A black, gay woman who works for the city of Fort Worth says she was sexually assaulted and sexually harassed by a coworker and that her complaints of discrimination were ignored by supervisors.

Kamika Anderson, a four-year employee of the water department, filed a lawsuit Tuesday in federal court against the department and a former coworker, Jesse Puga. It is the second discrimination lawsuit filed against the department in the past four months.

The city of Fort Worth declined to comment. Puga did not respond to requests to comment.

When she started as an equipment operator in 2015, Anderson was the only black woman in the department, she said. Puga began harassing and assaulting her and then became her supervisor in 2016, according to the lawsuit. At one point, Puga grabbed her breast, according to the lawsuit.

Anderson said she complained to her crew leader but he never acted on it or informed upper management. After Puga learned of the complaint, Anderson said, he retaliated by writing her up twice.

“When I tried to bring it to their attention, they swept it under the rug,” Anderson said. “What normally would have happened is they would have separated us, but they kept putting us together. It was hostile.”

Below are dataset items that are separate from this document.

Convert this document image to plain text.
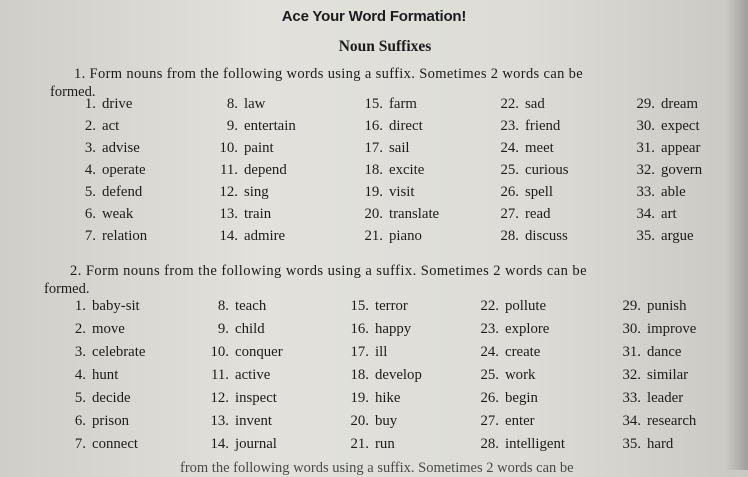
Ace Your Word Formation!
Noun Suffixes
1. Form nouns from the following words using a suffix. Sometimes 2 words can be
formed.
1. drive
2. act
3. advise
4. operate
5. defend
6. weak
7. relation
8. law
9. entertain
10. paint
11. depend
12. sing
13. train
14. admire
15. farm
16. direct
17. sail
18. excite
19. visit
20. translate
21. piano
22. sad
23. friend
24. meet
25. curious
26. spell
27. read
28. discuss
29. dream
30. expect
31. appear
32. govern
33. able
34. art
35. argue
2. Form nouns from the following words using a suffix. Sometimes 2 words can be
formed.
1. baby-sit
2. move
3. celebrate
4. hunt
5. decide
6. prison
7. connect
8. teach
9. child
10. conquer
11. active
12. inspect
13. invent
14. journal
15. terror
16. happy
17. ill
18. develop
19. hike
20. buy
21. run
22. pollute
23. explore
24. create
25. work
26. begin
27. enter
28. intelligent
29. punish
30. improve
31. dance
32. similar
33. leader
34. research
35. hard
from the following words using a suffix. Sometimes 2 words can be
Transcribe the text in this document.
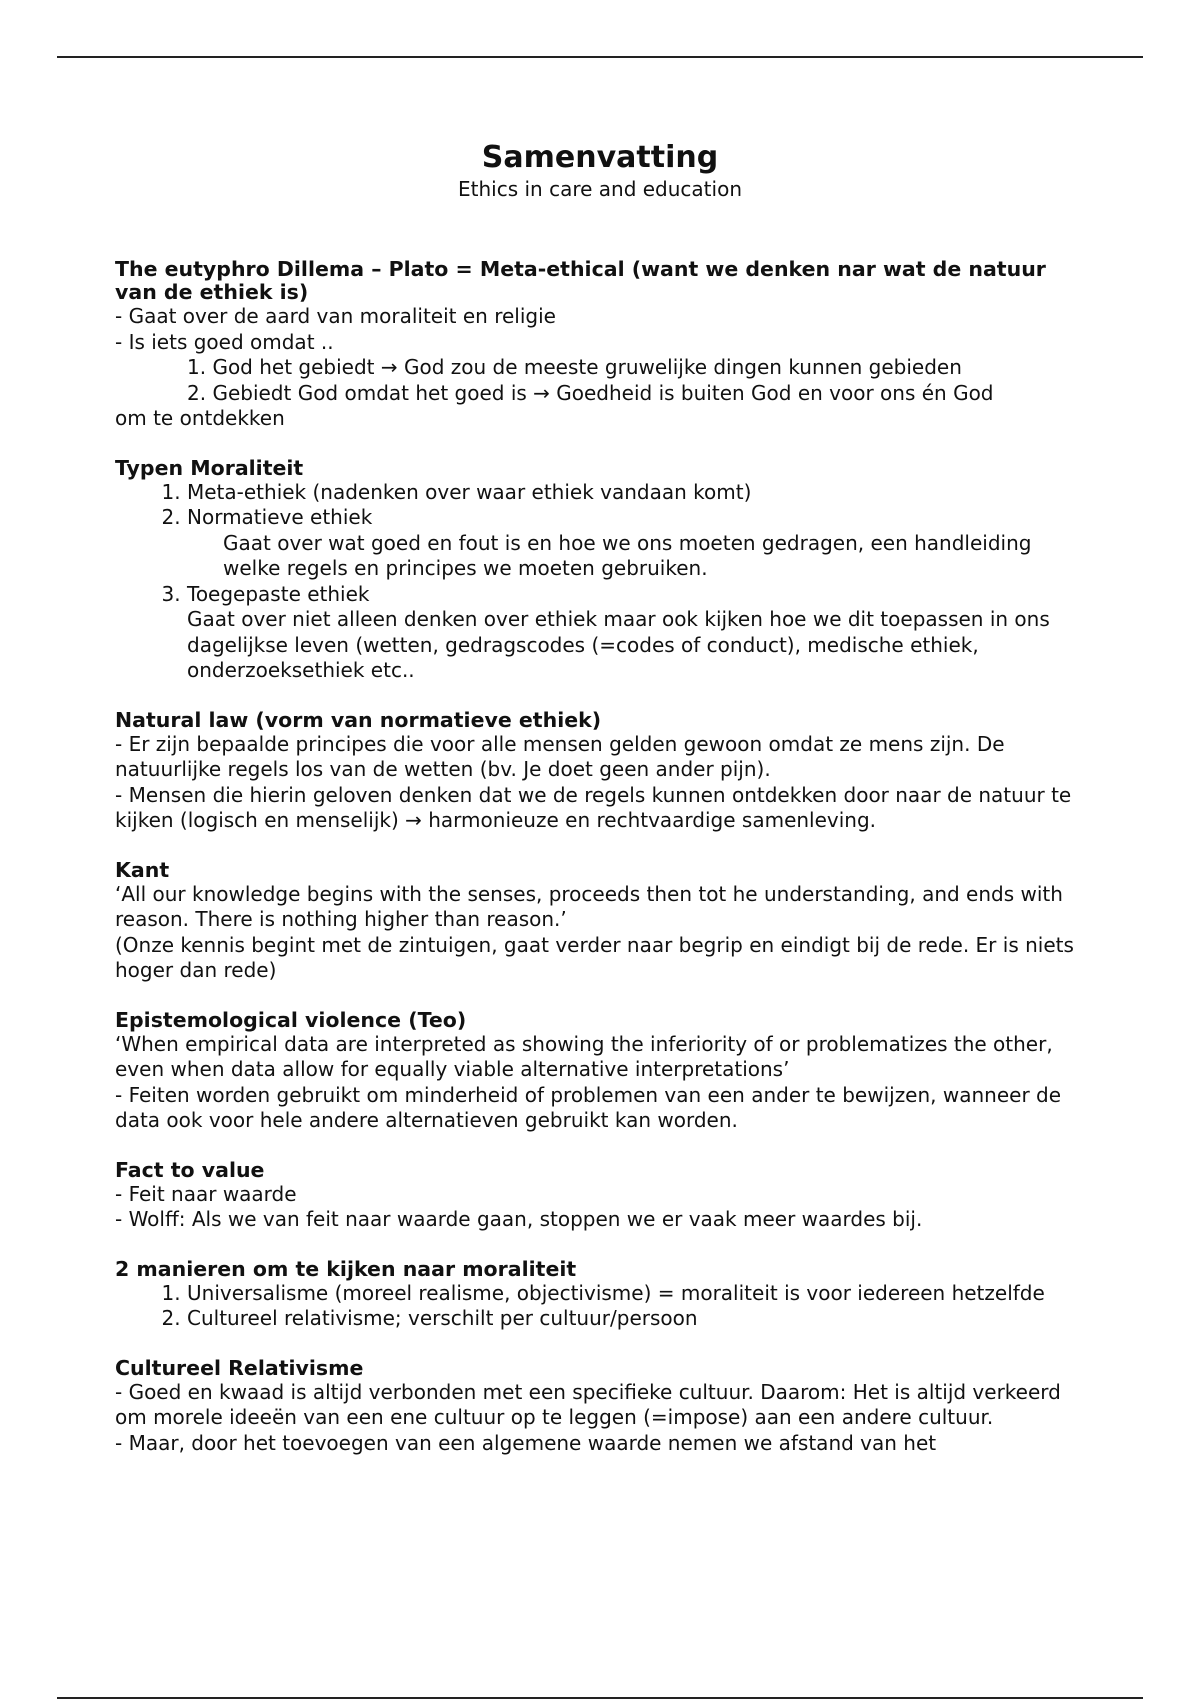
Samenvatting

Ethics in care and education

The eutyphro Dillema – Plato = Meta-ethical (want we denken nar wat de natuur van de ethiek is)

- Gaat over de aard van moraliteit en religie

- Is iets goed omdat ..

1. God het gebiedt → God zou de meeste gruwelijke dingen kunnen gebieden

2. Gebiedt God omdat het goed is → Goedheid is buiten God en voor ons én God

om te ontdekken

Typen Moraliteit
1. Meta-ethiek (nadenken over waar ethiek vandaan komt)
2. Normatieve ethiek

Gaat over wat goed en fout is en hoe we ons moeten gedragen, een handleiding welke regels en principes we moeten gebruiken.

3. Toegepaste ethiek

Gaat over niet alleen denken over ethiek maar ook kijken hoe we dit toepassen in ons dagelijkse leven (wetten, gedragscodes (=codes of conduct), medische ethiek, onderzoeksethiek etc..

Natural law (vorm van normatieve ethiek)

- Er zijn bepaalde principes die voor alle mensen gelden gewoon omdat ze mens zijn. De natuurlijke regels los van de wetten (bv. Je doet geen ander pijn).

- Mensen die hierin geloven denken dat we de regels kunnen ontdekken door naar de natuur te kijken (logisch en menselijk) → harmonieuze en rechtvaardige samenleving.

Kant

‘All our knowledge begins with the senses, proceeds then tot he understanding, and ends with reason. There is nothing higher than reason.’

(Onze kennis begint met de zintuigen, gaat verder naar begrip en eindigt bij de rede. Er is niets hoger dan rede)

Epistemological violence (Teo)

‘When empirical data are interpreted as showing the inferiority of or problematizes the other, even when data allow for equally viable alternative interpretations’

- Feiten worden gebruikt om minderheid of problemen van een ander te bewijzen, wanneer de data ook voor hele andere alternatieven gebruikt kan worden.

Fact to value

- Feit naar waarde

- Wolff: Als we van feit naar waarde gaan, stoppen we er vaak meer waardes bij.

2 manieren om te kijken naar moraliteit
1. Universalisme (moreel realisme, objectivisme) = moraliteit is voor iedereen hetzelfde
2. Cultureel relativisme; verschilt per cultuur/persoon
Cultureel Relativisme

- Goed en kwaad is altijd verbonden met een specifieke cultuur. Daarom: Het is altijd verkeerd om morele ideeën van een ene cultuur op te leggen (=impose) aan een andere cultuur.

- Maar, door het toevoegen van een algemene waarde nemen we afstand van het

Once upper management learned of Anderson’s complaints, they tore up the two reprimands and transferred her to another department, where, the lawsuit alleges, a supervisor used a slur when referring to a person’s sexual orientation. Anderson reported the incident to the supervisor’s boss, but nothing was done, according to the lawsuit.

“The term was meant to be derogatory and was in retaliation for Kamika’s reporting Puga’s sexual harassment and sexual assault,” the lawsuit said.

Puga was eventually fired. He appealed his termination in April but the appeal was dismissed.

Anderson filed a discrimination charge against the water department, but it was never resolved, according to the lawsuit. She still works with storm water management for the city.

“A woman should be able to work in the water department and be treated fairly and not be subject to sexual harassment, sexual assault and sexual language to degrade her,” said Anderson’s lawyer, Renea Overstreet.

Former water director Kenneth Morgan is seeking $1 million in a lawsuit that is scheduled for trial in December. Morgan, who is black, faced insurrection from subordinates and retaliation for complaining about apparent discrimination during his tenure from December 2017 to March 2018, according to the lawsuit filed Nov. 7.